Learning Takeaways and Products

Presentation skills: This course did well to refine my presentation skills. Where I had previously focused my energy preparing on preparing scripts, this course taught me to focus more so on the learner’s cognitive load. In particular, we used Richard Mayer’s multimedia learning principles to consider our regulation of auditory and visual channels to effectively communicate new information to the learner. While it can be tempting to juice up presentations using Canva and other accessible graphic design platforms, using PowerPoint and optimizing animations, minimizing text and images, and aligning visualizations and sound can more powerfully reduce extraneous cognitive load.

Video & Design Collaboration: With our cohort being the largest MEITE cohort, we presented projects in groups rather than individually. This also meant learning to work collaboratively in a hybrid environment on products that needed to be cohesive, i.e. videos. Remote working environments have changed the way we need to present–body language, gestures and audience feedback such as laughter no longer buffer bad presentations. As such, we were challenged to not merely present but produce quick turnarounds for video demonstrations of our products of interest and designs.

Promoting Effective Help-seeking & Hints in CMU’s CS Academy

In this video, my colleagues and I specifically focus on how to promote effective help-seeking behavior by structuring trace data log to capture learners’ minimal code changes (we define this in the video), time duration between writing line of code, and potential guess-and-check habits.

One video I helped create included the one above in which Emily Trabert (MEITE, Learning Engineer and DevCred Founder), another colleague and I demonstrate a walk-through of Carnegie Mellon University’s Computer Science Academy “Learning to Code” activity. In this activity, the learner is responsible for writing lines of code in an IDE to re-create an Ebbinghaus Illustration.

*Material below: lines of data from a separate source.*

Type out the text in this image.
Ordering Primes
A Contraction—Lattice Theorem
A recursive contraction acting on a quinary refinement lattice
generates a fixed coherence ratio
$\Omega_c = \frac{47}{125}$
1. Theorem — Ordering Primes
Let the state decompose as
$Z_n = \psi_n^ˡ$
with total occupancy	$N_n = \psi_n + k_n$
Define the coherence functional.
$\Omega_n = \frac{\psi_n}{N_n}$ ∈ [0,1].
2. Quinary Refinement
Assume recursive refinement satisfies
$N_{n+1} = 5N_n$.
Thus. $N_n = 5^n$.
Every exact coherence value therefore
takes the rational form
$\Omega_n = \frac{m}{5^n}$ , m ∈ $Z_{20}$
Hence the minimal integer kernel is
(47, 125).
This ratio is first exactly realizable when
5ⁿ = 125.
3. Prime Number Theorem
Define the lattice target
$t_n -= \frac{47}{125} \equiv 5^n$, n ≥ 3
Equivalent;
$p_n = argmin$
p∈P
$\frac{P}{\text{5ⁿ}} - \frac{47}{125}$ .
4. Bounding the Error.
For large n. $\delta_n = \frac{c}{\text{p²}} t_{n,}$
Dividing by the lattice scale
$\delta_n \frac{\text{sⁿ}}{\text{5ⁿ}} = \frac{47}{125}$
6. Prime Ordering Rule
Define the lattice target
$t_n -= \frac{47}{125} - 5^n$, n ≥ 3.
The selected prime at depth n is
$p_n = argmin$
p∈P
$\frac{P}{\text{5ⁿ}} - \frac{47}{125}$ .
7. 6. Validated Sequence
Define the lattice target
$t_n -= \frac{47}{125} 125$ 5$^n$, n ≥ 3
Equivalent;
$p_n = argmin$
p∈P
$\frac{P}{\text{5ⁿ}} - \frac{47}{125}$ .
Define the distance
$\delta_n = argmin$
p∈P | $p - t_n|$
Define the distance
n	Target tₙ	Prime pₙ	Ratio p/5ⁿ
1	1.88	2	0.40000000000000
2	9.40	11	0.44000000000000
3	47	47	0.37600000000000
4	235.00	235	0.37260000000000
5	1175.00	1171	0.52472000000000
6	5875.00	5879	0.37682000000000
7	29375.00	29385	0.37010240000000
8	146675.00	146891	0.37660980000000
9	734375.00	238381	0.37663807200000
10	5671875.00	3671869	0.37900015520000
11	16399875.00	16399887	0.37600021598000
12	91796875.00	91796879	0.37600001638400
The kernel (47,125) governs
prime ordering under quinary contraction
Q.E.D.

We specifically focus on how to promote effective help-seeking behavior by structuring trace data log to capture learners’ minimal code changes (we define this in the video), time duration between writing line of code, and potential guess-and-check habits. In doing so, analysts have greater accessibility to identifying and responding to learners who are “gaming” the platform through guessing and checking rather than learning how to code by using the resources and hints laid out for them.

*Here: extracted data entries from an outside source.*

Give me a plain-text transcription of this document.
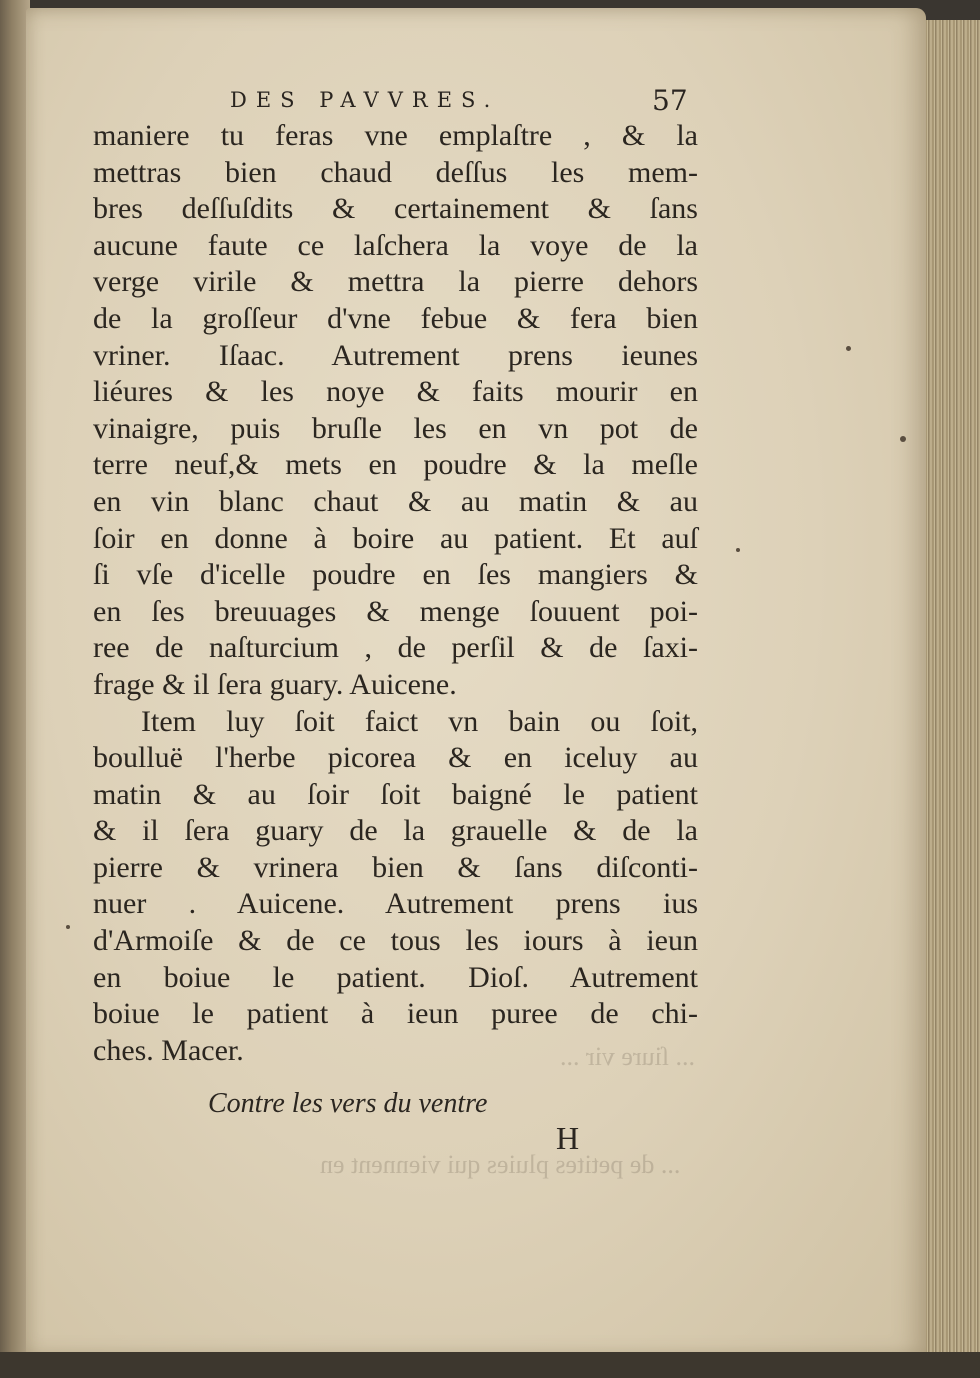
... ſiure vir ...
... de petites pluies qui viennent en
DES PAVVRES.	57
maniere tu feras vne emplaſtre , & la
mettras bien chaud deſſus les mem-
bres deſſuſdits & certainement & ſans
aucune faute ce laſchera la voye de la
verge virile & mettra la pierre dehors
de la groſſeur d'vne febue & fera bien
vriner. Iſaac. Autrement prens ieunes
liéures & les noye & faits mourir en
vinaigre, puis bruſle les en vn pot de
terre neuf,& mets en poudre & la meſle
en vin blanc chaut & au matin & au
ſoir en donne à boire au patient. Et auſ
ſi vſe d'icelle poudre en ſes mangiers &
en ſes breuuages & menge ſouuent poi-
ree de naſturcium , de perſil & de ſaxi-
frage & il ſera guary. Auicene.
Item luy ſoit faict vn bain ou ſoit,
boulluë l'herbe picorea & en iceluy au
matin & au ſoir ſoit baigné le patient
& il ſera guary de la grauelle & de la
pierre & vrinera bien & ſans diſconti-
nuer . Auicene. Autrement prens ius
d'Armoiſe & de ce tous les iours à ieun
en boiue le patient. Dioſ. Autrement
boiue le patient à ieun puree de chi-
ches. Macer.
Contre les vers du ventre
H
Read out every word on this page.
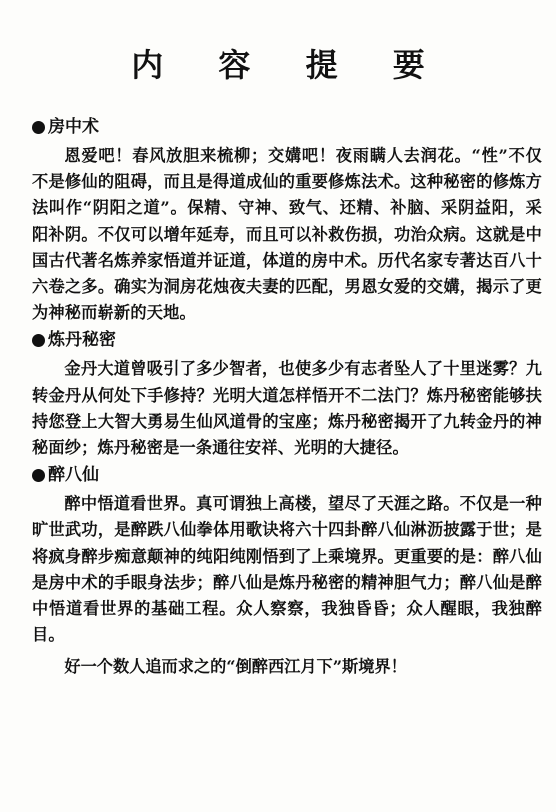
内 容 提 要
房中术

恩爱吧！春风放胆来梳柳；交媾吧！夜雨瞒人去润花。“性”不仅不是修仙的阻碍，而且是得道成仙的重要修炼法术。这种秘密的修炼方法叫作“阴阳之道”。保精、守神、致气、还精、补脑、采阴益阳，采阳补阴。不仅可以增年延寿，而且可以补救伤损，功治众病。这就是中国古代著名炼养家悟道并证道，体道的房中术。历代名家专著达百八十六卷之多。确实为洞房花烛夜夫妻的匹配，男恩女爱的交媾，揭示了更为神秘而崭新的天地。

炼丹秘密

金丹大道曾吸引了多少智者，也使多少有志者坠人了十里迷雾？九转金丹从何处下手修持？光明大道怎样悟开不二法门？炼丹秘密能够扶持您登上大智大勇易生仙风道骨的宝座；炼丹秘密揭开了九转金丹的神秘面纱；炼丹秘密是一条通往安祥、光明的大捷径。

醉八仙

醉中悟道看世界。真可谓独上高楼，望尽了天涯之路。不仅是一种旷世武功，是醉跌八仙拳体用歌诀将六十四卦醉八仙淋沥披露于世；是将疯身醉步痴意颠神的纯阳纯刚悟到了上乘境界。更重要的是：醉八仙是房中术的手眼身法步；醉八仙是炼丹秘密的精神胆气力；醉八仙是醉中悟道看世界的基础工程。众人察察，我独昏昏；众人醒眼，我独醉目。

好一个数人追而求之的“倒醉西江月下”斯境界！
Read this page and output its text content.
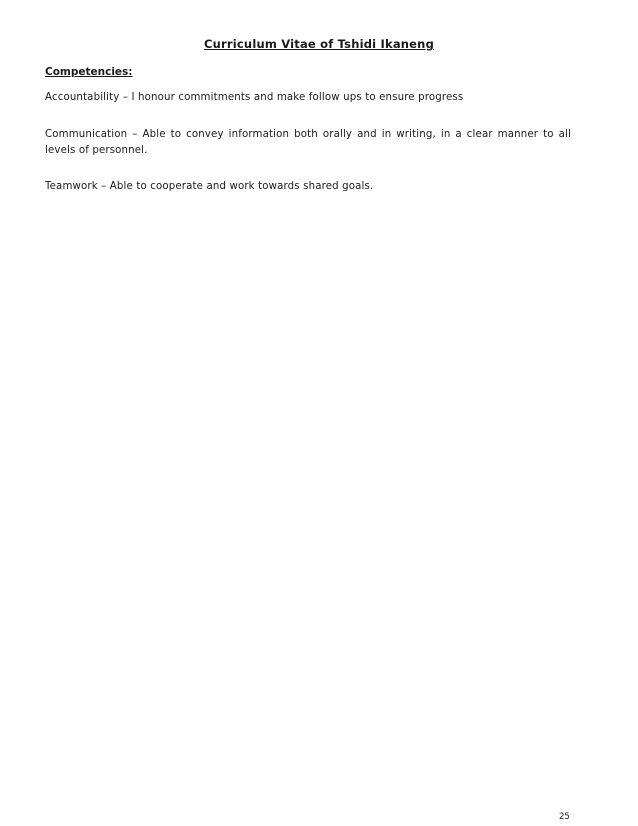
Curriculum Vitae of Tshidi Ikaneng
Competencies:

Accountability – I honour commitments and make follow ups to ensure progress

Communication – Able to convey information both orally and in writing, in a clear manner to all levels of personnel.

Teamwork – Able to cooperate and work towards shared goals.

25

In this video, we focus on Blackboard’s Discussion Analysis feature.

Rethinking Critical Thinking “Levels” in Blackboard’s Discussion Analysis

A second video that I worked on with Sanji Datar (MEITE, Innovation Specialist) included a walk-through of Blackboard’s Discussion Analysis feature. We found it fascinating in our conversation how often courses entail discussion board posting as course pre-work, and just how easy it is from a student’s perspective to write a post without really saying anything substantive. While reflecting upon the criteria that Dr. Bernacki outlined for us to help us abide by a certain standard quality of post, we developed a feature for Blackboard.

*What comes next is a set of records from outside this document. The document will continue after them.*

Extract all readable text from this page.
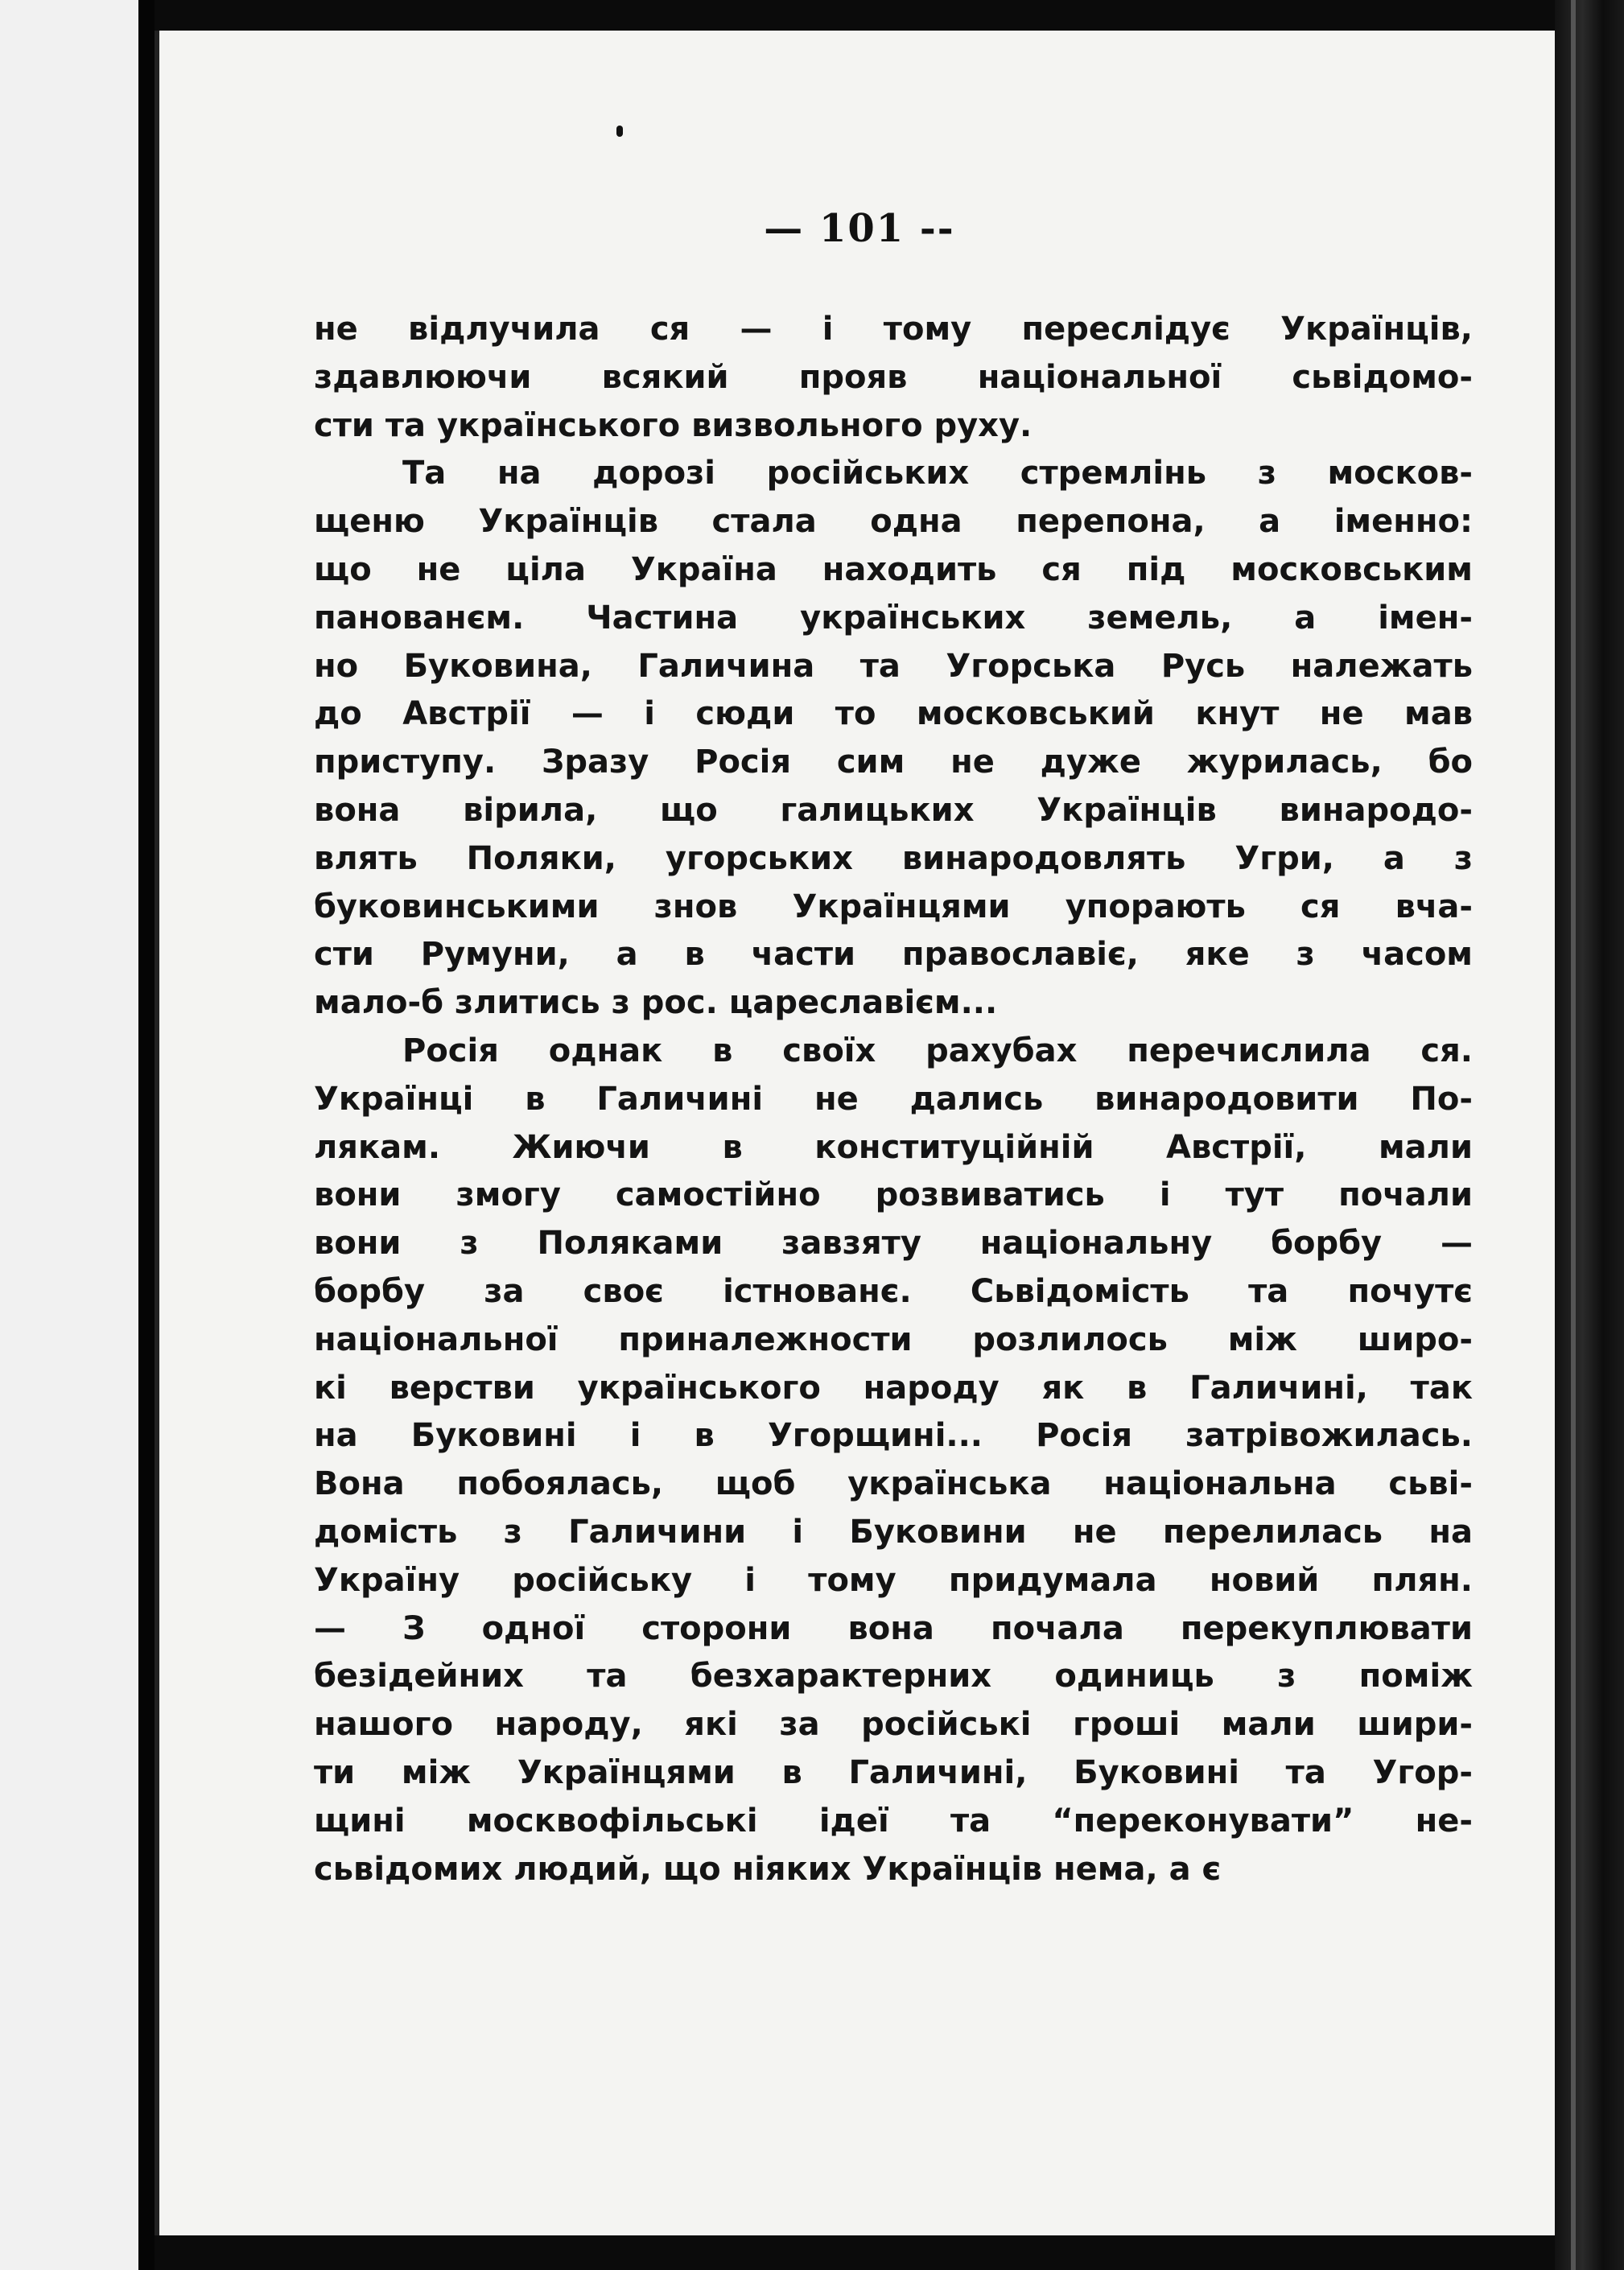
— 101 --
не відлучила ся — і тому переслідує Українців,
здавлюючи всякий прояв національної сьвідомо-
сти та українського визвольного руху.
Та на дорозі російських стремлінь з москов-
щеню Українців стала одна перепона, а іменно:
що не ціла Україна находить ся під московським
панованєм. Частина українських земель, а імен-
но Буковина, Галичина та Угорська Русь належать
до Австрії — і сюди то московський кнут не мав
приступу. Зразу Росія сим не дуже журилась, бо
вона вірила, що галицьких Українців винародо-
влять Поляки, угорських винародовлять Угри, а з
буковинськими знов Українцями упорають ся вча-
сти Румуни, а в части православіє, яке з часом
мало-б злитись з рос. цареславієм...
Росія однак в своїх рахубах перечислила ся.
Українці в Галичині не дались винародовити По-
лякам. Жиючи в конституційній Австрії, мали
вони змогу самостійно розвиватись і тут почали
вони з Поляками завзяту національну борбу —
борбу за своє істнованє. Сьвідомість та почутє
національної приналежности розлилось між широ-
кі верстви українського народу як в Галичині, так
на Буковині і в Угорщині... Росія затрівожилась.
Вона побоялась, щоб українська національна сьві-
домість з Галичини і Буковини не перелилась на
Україну російську і тому придумала новий плян.
— З одної сторони вона почала перекуплювати
безідейних та безхарактерних одиниць з поміж
нашого народу, які за російські гроші мали шири-
ти між Українцями в Галичині, Буковині та Угор-
щині москвофільські ідеї та “переконувати” не-
сьвідомих людий, що ніяких Українців нема, а є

Blackboard includes a Discussion Analysis panel to help rate the quality of a learner’s post, predominantly in lexical measures. Interestingly, there is a Critical Thinking “Level” that we found problematic. Our response was to instead reframe the level as a point system. Rather than giving students a level that opened opportunity for gamification, we suggested a three-point rubric to prioritize reminding students of criteria for a thoughtful discussion post. Within this design, students can also gain self-regulated learning points for checking the rubric routinely and using it to check off their criteria once accomplished. Finally, we suggested a simple data visualization to help track the relationship between SRL and Critical Thinking points, with the expectation that there would be a positive correlation between the two and a potential opportunity for intervention depending on the trend.